Name: Anonymous 2012-10-12 4:12

I find it astounding how widespread is the perception of workers as loyal vassal dogs who will go to war and die for you:

Job hoppers are the first people to the door.  They’re self centered.  They don’t have a sense of loyalty to you despite the risks you took with them.  They don’t understand the word commitment.  Believe me – you WILL have dark days.  And you will only have a handful of people you trust.  That person you’re thinking about hiring who’s 30 and had 5-6 jobs ins’t one of them about right now.

Loyalty to your company, seriously?  Ripping our asses apart making your product and not getting anything in return, aside from maybe a small bonus (a $5000 raise for a multi-million-profit-generating invention is considered generous).

If you, during an interview, pose as a supplier of specialist's time and energy (who you really are) and behave like you are competing with other suppliers for a supply contract, and show that you want to sell them your time and energy in exchange for their money, nothing more, nothing less, you will not ever get hired.  Businesses do not seek rational and logical suppliers, they seek loyal and happy slaves (``team players'').  They expect us to be loyal to their company and their product without being loyal to us to a slightest degree.

Name: Anonymous 2012-10-12 4:17

BTW the quote is from http://www.bothsidesofthetable.com/2010/04/22/never-hire-job-hoppers-never-they-make-terrible-employees/

Here's another gem:

I also avoid hiring people who have been independent consultants for the past 5 years “advising” companies on the sideline.  I know, I know.  I just added a whole new slew of people to hate me, but while they might make good consultants or even full-time contractors, they seldom make great permanent employees.  They’ve already voted with their careers that they’re not “company people.”  Yes, they too have their excuses.  ”It was a tough economy.  I had to do what I could to earn money.”  Cough.  If you want to hire them as contractors fine. They’re not bad people.  Just don’t give up one of your valuable full-time management positions.

Excuses for not being a fucking slave.  Fuck off, both-sides-of-the-table-san.

Name: Anonymous 2012-10-12 4:35

You’re only about the money and yourself.”  Believe me – people WILL offer you employees more money.  Job hoppers take it.

Name: Anonymous 2012-10-12 6:59

— I have allowed you to work on my great ideas and you, you!..

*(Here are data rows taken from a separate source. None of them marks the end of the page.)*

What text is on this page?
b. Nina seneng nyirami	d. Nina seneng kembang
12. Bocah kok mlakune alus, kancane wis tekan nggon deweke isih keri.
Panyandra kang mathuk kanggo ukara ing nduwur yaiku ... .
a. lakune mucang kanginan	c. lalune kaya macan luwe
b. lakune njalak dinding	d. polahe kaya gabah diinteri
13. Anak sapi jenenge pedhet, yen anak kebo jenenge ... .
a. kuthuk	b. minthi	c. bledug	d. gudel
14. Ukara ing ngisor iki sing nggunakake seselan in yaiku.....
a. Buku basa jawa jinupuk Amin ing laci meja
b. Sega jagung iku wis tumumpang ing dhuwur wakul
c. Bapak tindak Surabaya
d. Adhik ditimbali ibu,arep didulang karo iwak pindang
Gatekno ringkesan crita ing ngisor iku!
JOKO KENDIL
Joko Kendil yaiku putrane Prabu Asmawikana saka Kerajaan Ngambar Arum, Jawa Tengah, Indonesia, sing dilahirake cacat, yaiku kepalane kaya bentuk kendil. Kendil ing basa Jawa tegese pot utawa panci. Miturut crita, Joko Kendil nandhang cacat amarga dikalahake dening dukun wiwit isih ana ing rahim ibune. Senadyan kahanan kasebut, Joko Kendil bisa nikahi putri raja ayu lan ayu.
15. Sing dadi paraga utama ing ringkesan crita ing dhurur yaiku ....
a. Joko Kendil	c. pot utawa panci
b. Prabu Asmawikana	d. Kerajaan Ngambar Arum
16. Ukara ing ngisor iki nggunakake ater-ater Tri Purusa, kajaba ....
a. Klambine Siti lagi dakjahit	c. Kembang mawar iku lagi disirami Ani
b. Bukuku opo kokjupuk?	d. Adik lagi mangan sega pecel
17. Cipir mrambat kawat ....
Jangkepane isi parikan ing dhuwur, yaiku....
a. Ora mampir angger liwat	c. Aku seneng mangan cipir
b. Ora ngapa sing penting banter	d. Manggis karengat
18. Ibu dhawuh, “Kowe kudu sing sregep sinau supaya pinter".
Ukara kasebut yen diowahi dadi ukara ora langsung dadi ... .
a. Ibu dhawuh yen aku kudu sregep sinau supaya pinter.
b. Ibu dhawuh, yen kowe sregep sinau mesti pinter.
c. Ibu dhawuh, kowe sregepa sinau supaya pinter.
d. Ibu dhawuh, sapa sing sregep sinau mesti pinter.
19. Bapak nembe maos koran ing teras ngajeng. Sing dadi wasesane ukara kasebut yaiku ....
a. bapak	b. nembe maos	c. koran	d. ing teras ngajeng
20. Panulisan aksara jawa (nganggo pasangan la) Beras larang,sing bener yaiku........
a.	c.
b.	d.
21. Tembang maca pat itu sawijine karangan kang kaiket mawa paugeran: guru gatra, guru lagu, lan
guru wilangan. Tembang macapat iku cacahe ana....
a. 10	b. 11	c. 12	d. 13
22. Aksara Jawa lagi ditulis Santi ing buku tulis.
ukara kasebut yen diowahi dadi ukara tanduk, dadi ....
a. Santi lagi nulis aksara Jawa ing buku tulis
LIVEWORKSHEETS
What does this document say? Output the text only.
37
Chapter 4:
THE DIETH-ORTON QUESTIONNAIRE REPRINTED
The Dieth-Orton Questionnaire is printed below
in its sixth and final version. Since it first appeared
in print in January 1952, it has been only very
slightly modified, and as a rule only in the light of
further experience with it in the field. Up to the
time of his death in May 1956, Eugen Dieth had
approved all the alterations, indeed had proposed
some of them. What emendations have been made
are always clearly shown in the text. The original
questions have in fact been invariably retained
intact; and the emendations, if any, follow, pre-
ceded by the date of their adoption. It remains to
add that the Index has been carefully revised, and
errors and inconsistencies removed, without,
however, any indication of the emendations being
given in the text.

Name: Anonymous 2012-10-12 8:51

>>1
I get both points. It basically comes to the law of demand and supply, on both sides.
Employers/Management need to make as much profit from your work.
And you need the pay and recognition.

The best method to satisfy both demand and supply is to do contract work. Employers place their NDA, and you place your terms. Then bid.

Firms/Groups do better at these than lone contractors.

Name: Anonymous 2012-10-12 10:25

The solution is to create a cooperative

http://en.wikipedia.org/wiki/Cooperative

Name: Anonymous 2012-10-12 11:26

>>6
Doesn't work economically.

Name: Anonymous 2012-10-12 11:54

I've never seen a programmers cooperative, but on other areas, they work

of course, a cooperative can be never as big as a classic corporation but that is out of the cooperative scope

Name: Anonymous 2012-10-12 12:21

>>7
The Co-Op is still going strong, actually.

Name: Anonymous 2012-10-12 18:38

>>1
Supply and demand. You programming job is only worth $60000+ according to skill and experience. If you start your own company, you invest a lot more risk in the venture than some CS graduate that invest four years in university.

Name: Anonymous 2012-10-12 22:50

>>10
Software companies usually don't require a lot of special equipment, so it's only expensive to establish a software company if you spend a long period of time building up an internal library, and this is less of an issue now that open source tools are more prevalent. If you start from scratch it will take a long time before you can compete with the large corporations that have massive amounts of internal tools and thousands of programmers maintaining them. Instead you have to satisfy a different niche the big companies don't address.

Name: Anonymous 2012-10-13 3:02

>>10-11
You need charisma and good looks to start a profitable company. If you're an overweight neckbeard, you'd have to give your products away for free. Compare Culver to Stallman.

Name: Anonymous 2012-10-13 6:49

>>12
Most jews are butt-ugly, yet they always seem to be successful in starting a company.

And the Stallman is not selling anything, he is a hobo philosopher.